第71章(第3/3页)

她好愧疚。

浑身热燥绵软,钟嘉柔闭上眼睛,她不能对不起戚越,她是戚越的妻子。

她喃喃哽咽:“郎君,我难受,抱抱我吧。”

戚越眸光深长,抱紧她给到极致。

楼外促织低鸣,远处湖面皱起涟漪,玉钩如雪。
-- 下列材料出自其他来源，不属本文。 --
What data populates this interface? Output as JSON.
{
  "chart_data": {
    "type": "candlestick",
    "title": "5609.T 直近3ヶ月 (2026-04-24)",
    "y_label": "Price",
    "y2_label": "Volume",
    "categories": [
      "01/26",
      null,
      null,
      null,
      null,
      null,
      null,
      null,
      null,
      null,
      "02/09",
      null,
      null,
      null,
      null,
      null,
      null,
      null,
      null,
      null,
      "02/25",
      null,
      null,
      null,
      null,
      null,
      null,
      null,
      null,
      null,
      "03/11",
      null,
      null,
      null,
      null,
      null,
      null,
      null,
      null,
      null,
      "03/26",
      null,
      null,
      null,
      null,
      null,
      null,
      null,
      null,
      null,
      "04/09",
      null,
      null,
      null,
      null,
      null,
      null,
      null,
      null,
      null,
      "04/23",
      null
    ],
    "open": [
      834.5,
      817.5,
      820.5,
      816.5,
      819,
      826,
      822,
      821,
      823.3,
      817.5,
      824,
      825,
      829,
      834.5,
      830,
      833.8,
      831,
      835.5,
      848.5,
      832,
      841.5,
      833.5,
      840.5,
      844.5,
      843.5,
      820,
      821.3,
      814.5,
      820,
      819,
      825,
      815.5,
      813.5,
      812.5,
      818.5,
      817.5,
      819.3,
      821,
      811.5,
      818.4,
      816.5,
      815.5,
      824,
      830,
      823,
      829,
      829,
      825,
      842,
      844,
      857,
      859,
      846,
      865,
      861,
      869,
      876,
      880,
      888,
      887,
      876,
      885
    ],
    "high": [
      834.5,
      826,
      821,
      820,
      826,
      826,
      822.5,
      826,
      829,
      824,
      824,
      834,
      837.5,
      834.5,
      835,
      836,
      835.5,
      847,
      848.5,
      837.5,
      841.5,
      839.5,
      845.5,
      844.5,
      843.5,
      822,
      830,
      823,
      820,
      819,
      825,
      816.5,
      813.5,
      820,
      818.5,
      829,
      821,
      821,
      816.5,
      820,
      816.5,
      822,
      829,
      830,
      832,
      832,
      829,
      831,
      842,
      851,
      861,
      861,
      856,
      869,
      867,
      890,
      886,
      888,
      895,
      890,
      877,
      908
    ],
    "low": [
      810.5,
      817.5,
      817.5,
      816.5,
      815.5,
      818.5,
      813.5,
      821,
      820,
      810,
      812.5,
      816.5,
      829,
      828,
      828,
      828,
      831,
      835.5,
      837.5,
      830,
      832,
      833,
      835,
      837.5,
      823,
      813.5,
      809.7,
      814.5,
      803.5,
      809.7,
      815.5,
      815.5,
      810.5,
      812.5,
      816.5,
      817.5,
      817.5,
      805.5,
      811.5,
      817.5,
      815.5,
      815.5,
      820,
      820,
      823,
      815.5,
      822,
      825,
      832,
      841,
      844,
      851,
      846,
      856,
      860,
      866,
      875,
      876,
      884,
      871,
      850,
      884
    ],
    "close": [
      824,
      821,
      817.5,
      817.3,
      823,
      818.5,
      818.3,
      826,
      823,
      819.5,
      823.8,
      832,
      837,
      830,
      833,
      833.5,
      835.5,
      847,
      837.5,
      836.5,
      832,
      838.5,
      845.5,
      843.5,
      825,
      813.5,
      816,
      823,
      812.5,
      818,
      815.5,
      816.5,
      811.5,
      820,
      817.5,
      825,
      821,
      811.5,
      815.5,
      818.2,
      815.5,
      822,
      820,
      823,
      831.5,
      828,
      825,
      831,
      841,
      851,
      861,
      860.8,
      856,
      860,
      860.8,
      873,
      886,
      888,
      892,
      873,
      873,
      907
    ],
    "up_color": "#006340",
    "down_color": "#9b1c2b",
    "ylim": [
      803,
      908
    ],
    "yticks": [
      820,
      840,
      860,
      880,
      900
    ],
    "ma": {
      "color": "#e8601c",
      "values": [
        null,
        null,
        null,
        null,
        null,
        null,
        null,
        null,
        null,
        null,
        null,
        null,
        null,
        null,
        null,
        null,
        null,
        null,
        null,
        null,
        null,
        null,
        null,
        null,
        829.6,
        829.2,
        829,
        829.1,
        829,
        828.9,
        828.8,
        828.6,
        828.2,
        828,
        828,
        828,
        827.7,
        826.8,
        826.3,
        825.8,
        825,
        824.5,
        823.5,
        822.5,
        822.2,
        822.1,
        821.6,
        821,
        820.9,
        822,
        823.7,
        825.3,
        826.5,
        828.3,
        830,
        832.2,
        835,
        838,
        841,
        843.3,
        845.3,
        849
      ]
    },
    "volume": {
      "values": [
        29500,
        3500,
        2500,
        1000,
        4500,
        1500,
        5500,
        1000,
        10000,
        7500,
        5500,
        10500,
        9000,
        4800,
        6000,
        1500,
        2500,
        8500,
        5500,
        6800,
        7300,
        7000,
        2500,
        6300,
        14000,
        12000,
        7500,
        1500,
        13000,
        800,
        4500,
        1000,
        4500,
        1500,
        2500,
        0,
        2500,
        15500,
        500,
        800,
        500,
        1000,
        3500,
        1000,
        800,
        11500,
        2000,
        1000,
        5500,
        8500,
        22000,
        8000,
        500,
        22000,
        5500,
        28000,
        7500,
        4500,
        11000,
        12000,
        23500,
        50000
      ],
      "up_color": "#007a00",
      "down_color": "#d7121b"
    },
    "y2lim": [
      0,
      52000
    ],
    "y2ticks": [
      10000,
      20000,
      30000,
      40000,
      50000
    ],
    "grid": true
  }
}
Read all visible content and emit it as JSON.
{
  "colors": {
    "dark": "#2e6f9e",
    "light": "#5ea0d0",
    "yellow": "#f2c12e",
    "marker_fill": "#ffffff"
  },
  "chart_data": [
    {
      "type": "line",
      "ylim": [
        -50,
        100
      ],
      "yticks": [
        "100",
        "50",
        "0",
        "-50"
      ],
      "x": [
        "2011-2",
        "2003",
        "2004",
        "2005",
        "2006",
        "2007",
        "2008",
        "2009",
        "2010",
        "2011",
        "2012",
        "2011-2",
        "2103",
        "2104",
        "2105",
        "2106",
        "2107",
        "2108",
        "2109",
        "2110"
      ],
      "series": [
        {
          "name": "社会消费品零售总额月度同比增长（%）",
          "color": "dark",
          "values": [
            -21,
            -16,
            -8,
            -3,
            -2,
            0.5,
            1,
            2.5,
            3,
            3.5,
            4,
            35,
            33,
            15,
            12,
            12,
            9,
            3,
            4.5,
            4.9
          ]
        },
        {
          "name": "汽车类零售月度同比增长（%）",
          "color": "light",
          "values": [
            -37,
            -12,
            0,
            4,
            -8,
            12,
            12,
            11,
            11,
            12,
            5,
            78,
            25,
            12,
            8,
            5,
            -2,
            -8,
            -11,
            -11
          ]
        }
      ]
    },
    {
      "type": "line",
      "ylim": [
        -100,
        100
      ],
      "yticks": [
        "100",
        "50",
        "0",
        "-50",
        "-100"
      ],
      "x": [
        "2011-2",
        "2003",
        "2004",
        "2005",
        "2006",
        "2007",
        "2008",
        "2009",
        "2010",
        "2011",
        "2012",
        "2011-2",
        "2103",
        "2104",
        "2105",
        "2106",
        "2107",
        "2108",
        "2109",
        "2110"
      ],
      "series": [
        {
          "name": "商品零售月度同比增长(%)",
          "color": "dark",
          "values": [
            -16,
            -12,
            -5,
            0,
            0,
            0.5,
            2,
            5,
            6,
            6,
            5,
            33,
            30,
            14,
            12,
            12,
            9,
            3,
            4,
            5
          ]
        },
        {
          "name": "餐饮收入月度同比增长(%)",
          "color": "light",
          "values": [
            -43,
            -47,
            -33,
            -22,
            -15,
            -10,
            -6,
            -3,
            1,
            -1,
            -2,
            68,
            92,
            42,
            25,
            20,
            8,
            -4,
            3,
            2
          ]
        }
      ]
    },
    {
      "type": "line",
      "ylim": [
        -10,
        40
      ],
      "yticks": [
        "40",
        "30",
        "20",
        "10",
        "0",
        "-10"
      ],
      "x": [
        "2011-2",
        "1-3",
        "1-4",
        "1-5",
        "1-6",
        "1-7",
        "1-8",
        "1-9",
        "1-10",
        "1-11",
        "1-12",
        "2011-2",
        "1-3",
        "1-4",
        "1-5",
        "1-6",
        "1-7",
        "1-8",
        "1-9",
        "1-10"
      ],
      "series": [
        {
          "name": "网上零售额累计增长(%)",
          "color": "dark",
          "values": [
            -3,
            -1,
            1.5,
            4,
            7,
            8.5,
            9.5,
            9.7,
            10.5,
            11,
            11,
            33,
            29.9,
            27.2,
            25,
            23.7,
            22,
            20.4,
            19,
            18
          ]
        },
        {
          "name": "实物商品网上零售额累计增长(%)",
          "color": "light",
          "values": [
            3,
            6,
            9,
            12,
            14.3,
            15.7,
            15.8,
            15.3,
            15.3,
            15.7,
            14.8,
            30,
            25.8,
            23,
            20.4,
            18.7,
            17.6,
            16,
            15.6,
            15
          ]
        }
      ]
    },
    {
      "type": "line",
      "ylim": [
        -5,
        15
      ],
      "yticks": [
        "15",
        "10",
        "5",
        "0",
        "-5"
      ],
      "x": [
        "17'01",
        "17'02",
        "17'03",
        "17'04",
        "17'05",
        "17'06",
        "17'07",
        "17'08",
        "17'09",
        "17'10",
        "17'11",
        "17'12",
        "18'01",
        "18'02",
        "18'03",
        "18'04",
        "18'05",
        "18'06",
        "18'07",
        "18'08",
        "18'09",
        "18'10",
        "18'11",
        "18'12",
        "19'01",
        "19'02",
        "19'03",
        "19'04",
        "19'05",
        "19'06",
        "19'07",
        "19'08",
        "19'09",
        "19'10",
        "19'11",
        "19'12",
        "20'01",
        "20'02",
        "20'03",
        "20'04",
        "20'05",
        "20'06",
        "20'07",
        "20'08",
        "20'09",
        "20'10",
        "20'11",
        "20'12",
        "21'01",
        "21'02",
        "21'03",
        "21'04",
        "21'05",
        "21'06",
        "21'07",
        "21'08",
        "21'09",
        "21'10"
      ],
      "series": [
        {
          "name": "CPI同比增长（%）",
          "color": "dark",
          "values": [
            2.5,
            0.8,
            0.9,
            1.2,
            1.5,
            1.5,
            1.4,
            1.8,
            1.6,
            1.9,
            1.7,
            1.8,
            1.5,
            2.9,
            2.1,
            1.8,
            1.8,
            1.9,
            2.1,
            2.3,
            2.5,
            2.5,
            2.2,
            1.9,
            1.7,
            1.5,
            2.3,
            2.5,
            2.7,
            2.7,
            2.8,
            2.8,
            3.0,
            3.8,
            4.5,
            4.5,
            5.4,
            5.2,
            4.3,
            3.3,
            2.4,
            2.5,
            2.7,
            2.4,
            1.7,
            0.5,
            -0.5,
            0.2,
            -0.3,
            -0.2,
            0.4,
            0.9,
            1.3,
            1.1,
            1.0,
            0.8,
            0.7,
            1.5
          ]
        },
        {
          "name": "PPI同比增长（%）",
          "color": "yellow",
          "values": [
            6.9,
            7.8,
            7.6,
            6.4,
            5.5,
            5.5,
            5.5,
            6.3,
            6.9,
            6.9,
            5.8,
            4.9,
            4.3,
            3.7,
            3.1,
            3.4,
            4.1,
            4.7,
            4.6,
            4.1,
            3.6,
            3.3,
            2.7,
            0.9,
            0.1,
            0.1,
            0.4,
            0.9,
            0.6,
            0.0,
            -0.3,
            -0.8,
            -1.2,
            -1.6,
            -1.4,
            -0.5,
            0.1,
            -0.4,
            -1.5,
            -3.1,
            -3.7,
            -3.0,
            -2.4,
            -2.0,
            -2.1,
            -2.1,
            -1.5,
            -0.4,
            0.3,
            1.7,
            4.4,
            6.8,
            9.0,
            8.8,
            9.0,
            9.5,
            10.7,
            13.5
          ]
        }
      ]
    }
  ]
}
这场夜终快烬于白昼,散尽的月光也同这夜陷落在了那些晋江禁止的地方。

……

钟嘉柔想离开这栋楼,却没有办法。

为这个她跟戚越争执了数回。

又一日晚起,早冬的夕阳未到酉时便已降落,楼外湖上尽是金光。

钟嘉柔自帐中爬起身,亦能眺望见落地格扇门外那遥远湖光。

晚风吹着她眼眸,她微微阖眼,鼻端是湖上冷冽的水气和楼下院中的梅香。

已经十多日过去,她每日都是这般昼夜颠倒。

这十多日戚越告了病假,今日他倒是不在这座府邸,霍承邦似有要务,他才不得不去当值。

钟嘉柔从床帐中起身,四肢酸软,懒懒趿上绣鞋下楼行去饭厅。

云岚布的菜肴中竟有一碗长寿面。

钟嘉柔微怔,今日是她十七岁的生辰。

被关久了,每日想霍云昭也想得有些头痛恍惚,她竟把自己生辰都忘了。

云岚道:“夫人,这长寿面是世子特意准备的,世子说酉时便会下值,奴婢看世子也快回来了,您可要等世子一起用饭?”

钟嘉柔抿了抿唇,未开口,也未等戚越。

她埋头吃着这碗长寿面,明明味道是好的,可她吃着吃着却掉出了眼泪。

她想霍云昭,这几日格外地想。

她脑子里反复都是他们过往的记忆,反复是她的失约她的愧疚。

昨夜她心口忽然一痛,求戚越放过她,他却不肯。

她当时呼吸艰难,心似被针刺一般,闻到案头沉香才喘过来。那沉香虽只是寻常的香,可她闻着便觉周身不适才被缓解。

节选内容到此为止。